In: Biology
Of the three regulated steps of the glycolysis pathway, one is unusual. Which step is unusual as a regulated step, and what is unusual about it?
Glycolysis is regulated by three enzymes- hexokinase, phosphofructokinase-1 and pyruvate kinase. Hexokinase catalyzes the irreversible step of glucose conversion to glucose 6 phosphate. This glucose 6 phosphate can be used either for glycolysis or glycogenesis. Pyruvate kinase converts PEP to pyruvate and is the last step of glycolysis.

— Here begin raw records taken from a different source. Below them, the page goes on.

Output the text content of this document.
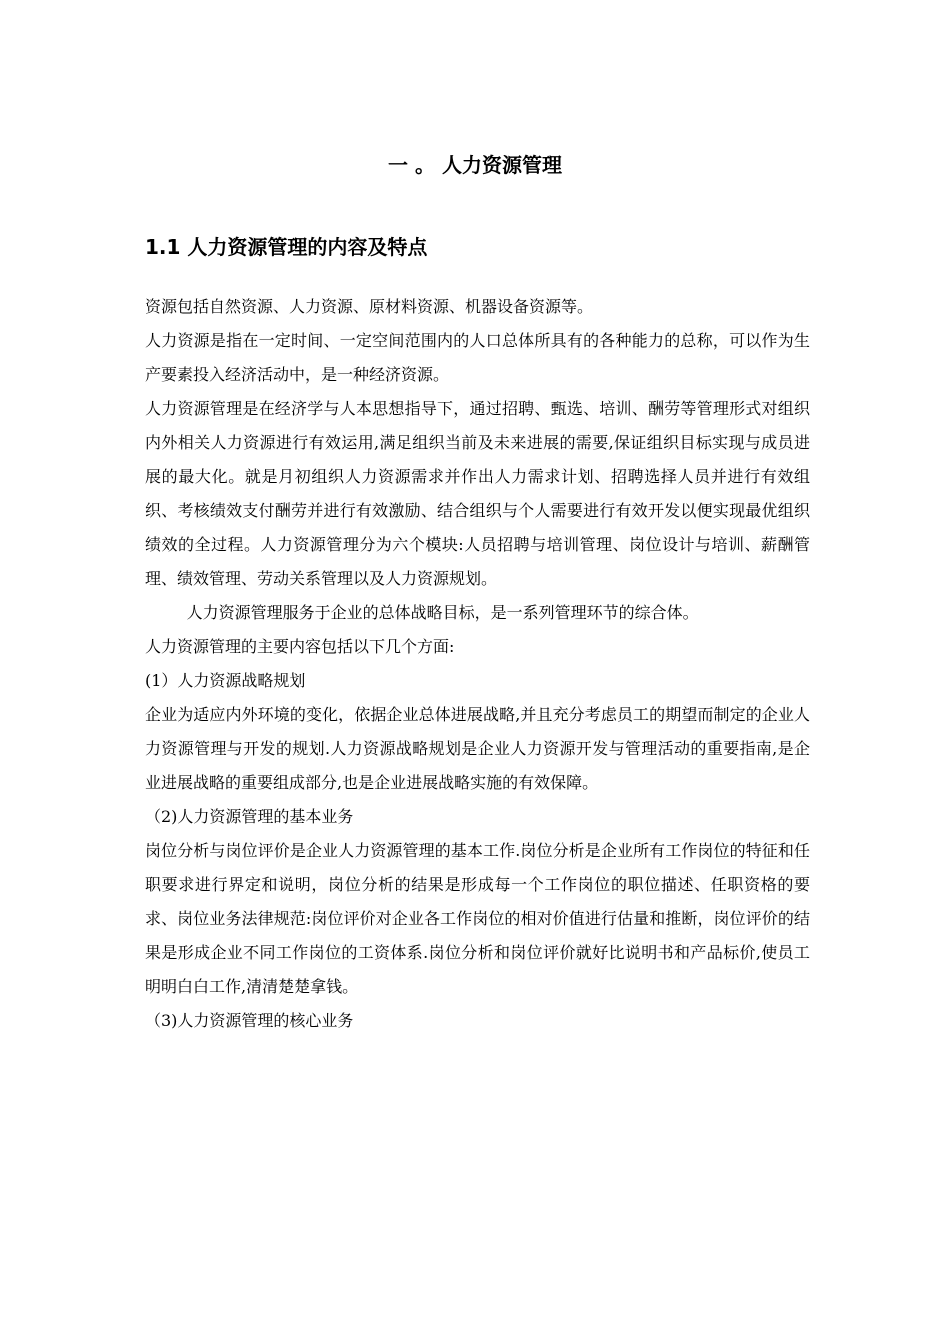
一 。 人力资源管理
1.1 人力资源管理的内容及特点

资源包括自然资源、人力资源、原材料资源、机器设备资源等。

人力资源是指在一定时间、一定空间范围内的人口总体所具有的各种能力的总称，可以作为生产要素投入经济活动中，是一种经济资源。

人力资源管理是在经济学与人本思想指导下，通过招聘、甄选、培训、酬劳等管理形式对组织内外相关人力资源进行有效运用,满足组织当前及未来进展的需要,保证组织目标实现与成员进展的最大化。就是月初组织人力资源需求并作出人力需求计划、招聘选择人员并进行有效组织、考核绩效支付酬劳并进行有效激励、结合组织与个人需要进行有效开发以便实现最优组织绩效的全过程。人力资源管理分为六个模块:人员招聘与培训管理、岗位设计与培训、薪酬管理、绩效管理、劳动关系管理以及人力资源规划。

人力资源管理服务于企业的总体战略目标，是一系列管理环节的综合体。

人力资源管理的主要内容包括以下几个方面:

(1）人力资源战略规划

企业为适应内外环境的变化，依据企业总体进展战略,并且充分考虑员工的期望而制定的企业人力资源管理与开发的规划.人力资源战略规划是企业人力资源开发与管理活动的重要指南,是企业进展战略的重要组成部分,也是企业进展战略实施的有效保障。

（2)人力资源管理的基本业务

岗位分析与岗位评价是企业人力资源管理的基本工作.岗位分析是企业所有工作岗位的特征和任职要求进行界定和说明，岗位分析的结果是形成每一个工作岗位的职位描述、任职资格的要求、岗位业务法律规范:岗位评价对企业各工作岗位的相对价值进行估量和推断，岗位评价的结果是形成企业不同工作岗位的工资体系.岗位分析和岗位评价就好比说明书和产品标价,使员工明明白白工作,清清楚楚拿钱。

（3)人力资源管理的核心业务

Phopshofructokinase-1 (PFK-1) is the enzyme that converts fructose-6-phosphate to fructose, 1, 6 bisphosphate. It is most important regulatory step of glycolysis. It is also the most unusual enzyme in glycolysis. It is unusual because it can be regulated by its own substrate ATP. ATP is utilized when fructose-6 –phosphate is phosphorylated to Fructose-1, 6 bisphosphate. One molecule of ATP binds to the catalytic site of PFK-1 for catalysis. However when ATP levels increase in the cell, two molecules of ATP bind to the enzyme. One ATP binds catalytic site while the other binds to the allosteric regulatory site. This will lead to inhibition of the enzyme. This step is unusual because the same substrate is binding to catalytic and regulatory site of the enzyme. Normally allosteric regulators are not substrates for the enzyme.